Home > Medien > Ein Sommermaerchen

Ein Sommermaerchen

7. Dezember 2006

Man war doch sehr gespannt auf den Film "Deutschland – Ein Sommermaerchen" und mit einem Tag Verspaetung sah ich dann heute die Aufzeichnung davon.

Der Film beginnt recht "merkwuerdig" oder besser gesagt: "unerwartet" und irgendwie erscheint er in den ersten paar Minuten wie eine Mischung aus Boulevardmagazin und "Manni der Libero". Wenn man sich aber erst einmal auf den Film eingelassen hat, dann entwickelt und vermittelt er schnell seine eigene Welt und haelt ein durchaus hohes Niveau bis zum Ende durch. Allerdings setzt der Regisseur beim zusehenden Publikum auch voraus, das wirklich jedes gezeigte Gesicht bekannt ist, denn man sucht die obligatorischen Namenseinblendungen der gerade Agierenden vergeblich. Ohnehin ist dieser Film ein echter "Fan-Film", denn er bietet ueberraschend-authentische Einblicke hinter die Kulissen des deutschen WM-Kaders. Oftmals sieht man symboltraechtige Gesten (z.B. das Fackelanzuenden), auf die auch die Musikgeraeuschkulisse passend abgestimmt ist. Ohnehin zieht sich speziell die Musik von Xavier Naidoo wie ein roter Faden durch den ganzen Film.

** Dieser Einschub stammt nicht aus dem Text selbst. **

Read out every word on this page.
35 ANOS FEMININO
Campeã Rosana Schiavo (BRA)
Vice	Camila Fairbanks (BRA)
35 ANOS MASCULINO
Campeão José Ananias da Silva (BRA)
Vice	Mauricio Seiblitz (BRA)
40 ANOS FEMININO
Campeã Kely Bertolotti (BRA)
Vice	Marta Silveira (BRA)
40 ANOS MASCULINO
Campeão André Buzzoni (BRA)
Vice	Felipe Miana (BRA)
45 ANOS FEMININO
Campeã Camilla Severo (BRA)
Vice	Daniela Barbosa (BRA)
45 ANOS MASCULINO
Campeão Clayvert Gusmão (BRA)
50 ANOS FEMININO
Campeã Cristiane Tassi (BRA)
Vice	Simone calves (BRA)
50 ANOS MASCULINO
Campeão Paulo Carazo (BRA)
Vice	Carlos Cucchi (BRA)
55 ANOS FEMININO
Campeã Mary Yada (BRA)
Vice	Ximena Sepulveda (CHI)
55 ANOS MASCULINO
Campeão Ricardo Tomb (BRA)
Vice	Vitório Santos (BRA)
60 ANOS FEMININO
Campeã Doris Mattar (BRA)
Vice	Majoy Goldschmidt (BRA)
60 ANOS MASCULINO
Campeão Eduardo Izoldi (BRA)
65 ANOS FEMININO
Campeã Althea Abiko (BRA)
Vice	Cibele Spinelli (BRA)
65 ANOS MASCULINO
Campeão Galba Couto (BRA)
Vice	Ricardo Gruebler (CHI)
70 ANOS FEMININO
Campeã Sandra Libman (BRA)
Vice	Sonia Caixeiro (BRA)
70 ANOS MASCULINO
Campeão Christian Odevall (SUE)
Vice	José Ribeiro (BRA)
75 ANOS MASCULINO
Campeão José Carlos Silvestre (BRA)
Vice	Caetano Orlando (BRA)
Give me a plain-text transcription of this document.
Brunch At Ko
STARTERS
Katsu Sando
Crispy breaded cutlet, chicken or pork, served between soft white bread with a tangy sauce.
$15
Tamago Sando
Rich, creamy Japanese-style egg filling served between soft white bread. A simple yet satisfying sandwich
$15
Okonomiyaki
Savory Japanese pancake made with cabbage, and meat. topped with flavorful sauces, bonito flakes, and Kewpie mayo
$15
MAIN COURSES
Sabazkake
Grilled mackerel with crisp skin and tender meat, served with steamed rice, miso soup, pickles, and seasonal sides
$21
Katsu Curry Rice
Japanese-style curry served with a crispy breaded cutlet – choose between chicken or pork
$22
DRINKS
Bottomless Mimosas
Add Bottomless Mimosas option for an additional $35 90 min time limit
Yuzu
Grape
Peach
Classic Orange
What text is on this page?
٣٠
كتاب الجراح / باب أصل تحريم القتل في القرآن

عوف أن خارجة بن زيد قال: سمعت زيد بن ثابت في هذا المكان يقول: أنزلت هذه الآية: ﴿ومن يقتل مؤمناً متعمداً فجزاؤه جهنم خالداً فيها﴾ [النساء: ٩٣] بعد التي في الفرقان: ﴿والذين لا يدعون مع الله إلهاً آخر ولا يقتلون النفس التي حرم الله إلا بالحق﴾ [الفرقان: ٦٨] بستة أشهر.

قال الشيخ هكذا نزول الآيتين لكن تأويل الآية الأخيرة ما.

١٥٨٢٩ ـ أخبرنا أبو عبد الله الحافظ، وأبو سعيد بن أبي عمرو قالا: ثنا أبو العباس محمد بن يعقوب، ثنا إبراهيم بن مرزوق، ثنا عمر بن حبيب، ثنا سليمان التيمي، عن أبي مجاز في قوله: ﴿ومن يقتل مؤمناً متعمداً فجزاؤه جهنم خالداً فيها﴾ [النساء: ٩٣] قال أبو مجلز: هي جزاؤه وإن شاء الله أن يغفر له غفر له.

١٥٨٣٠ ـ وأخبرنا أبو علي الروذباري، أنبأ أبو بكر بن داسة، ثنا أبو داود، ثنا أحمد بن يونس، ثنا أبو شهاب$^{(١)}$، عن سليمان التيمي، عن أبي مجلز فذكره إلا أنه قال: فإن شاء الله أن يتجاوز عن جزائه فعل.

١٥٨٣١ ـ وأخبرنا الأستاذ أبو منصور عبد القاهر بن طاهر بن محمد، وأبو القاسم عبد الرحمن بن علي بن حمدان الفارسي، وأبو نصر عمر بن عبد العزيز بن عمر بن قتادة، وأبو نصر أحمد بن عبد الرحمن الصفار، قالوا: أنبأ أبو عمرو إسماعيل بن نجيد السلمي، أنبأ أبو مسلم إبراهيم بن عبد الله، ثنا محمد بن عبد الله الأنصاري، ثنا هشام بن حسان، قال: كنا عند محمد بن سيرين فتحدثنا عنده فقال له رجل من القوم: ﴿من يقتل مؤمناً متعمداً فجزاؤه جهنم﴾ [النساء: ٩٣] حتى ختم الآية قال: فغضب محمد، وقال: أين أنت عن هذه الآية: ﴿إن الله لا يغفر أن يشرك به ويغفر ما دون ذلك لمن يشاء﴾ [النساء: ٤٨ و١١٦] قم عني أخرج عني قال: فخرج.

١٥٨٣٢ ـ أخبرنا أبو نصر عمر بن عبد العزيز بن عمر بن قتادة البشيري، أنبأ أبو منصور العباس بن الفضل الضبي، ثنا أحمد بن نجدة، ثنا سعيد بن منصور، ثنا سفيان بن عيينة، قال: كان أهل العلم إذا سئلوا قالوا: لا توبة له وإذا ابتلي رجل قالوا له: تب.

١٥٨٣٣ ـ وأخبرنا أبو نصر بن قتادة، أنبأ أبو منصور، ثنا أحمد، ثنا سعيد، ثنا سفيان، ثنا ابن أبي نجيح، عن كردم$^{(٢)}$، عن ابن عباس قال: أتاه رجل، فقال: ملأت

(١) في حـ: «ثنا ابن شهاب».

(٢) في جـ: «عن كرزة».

Der Regisseur scheut sich aber auch nicht, zumindest leise, kritische Meinungen zu Wort kommen zu lassen, z.B. als Jens Lehmann vom "rauhen Wind" erzaehlt, der ihm durch die Bayernfunktionaere und deren Kooperation mit der BILD-Zeitung entgegen wehte. Und auch in der Torwartfrage gab es ueberraschend-offene Toene: "Wir trainieren zusammen, aber ansonsten gehen wir uns aus dem Weg" sagte Lehmann ueber sein Verhaeltnis zum anderen Torhueter Olli Kahn.

Dazwischen immer ungezwungene Szenen, die der Zuseher auch so empfindet, da sie ehrlich sind. Die "SchweiniCam" und die "PoldiCam" tragen ihren jeweiligen Charme dazu bei (Regisseur Soenke Wortmann hatte sich fuer seinen Film auch privat-gedrehte Szenen aus den Digicams der Mitspieler geben lassen).

Juergen Klinsmann`s amerikanische Einfluesse sind ebenfalls deutlichst spuerbar. Vor jedem Spiel motivierte er die Spieler gebetsmuehlenartig in der Kabine (fast schon wie ein amerikanischer Fernsehprediger) und liess diesen Part manchmal auch durch die Spieler selbst geschehen. Das gipfelte dann auch mal in einem Satz wie "Wir geh`n jetzt raus und hau`n die Scheisser weg" (durch Frings).

Deutschland ist nicht Weltmeister geworden, aber wie Angela Merkel in der Spielerkabine schon richtig sagte: "Es gibt Schlimmeres als Dritter bei einer WM zu werden". Und das merkt man den anschliessend gezeigten Stimmungsbildern auch deutlichst an.

Der Film weckt schoene Erinnerungen an einen tollen WM-Sommer mit in jeder Hinsicht atemberaubender Stimmung, egal ob auf lokaler, nationaler oder internationaler Ebene.

Soenke Wortmann hat, seinen Insiderzugang effizient nutzend, ein stimmungsdichtes Filmdenkmal geschaffen. Von einem Fan fuer die Fans. "Er war ein Teil von uns", sagte Jens Nowottny ueber Wortmann`s nahezu allgegenwaertige Praesenz hinter den Kulissen. Bessere Arbeitsbedingungen kann sich ein Regisseur wohl nicht wuenschen. Das Ergebnis spricht fuer sich.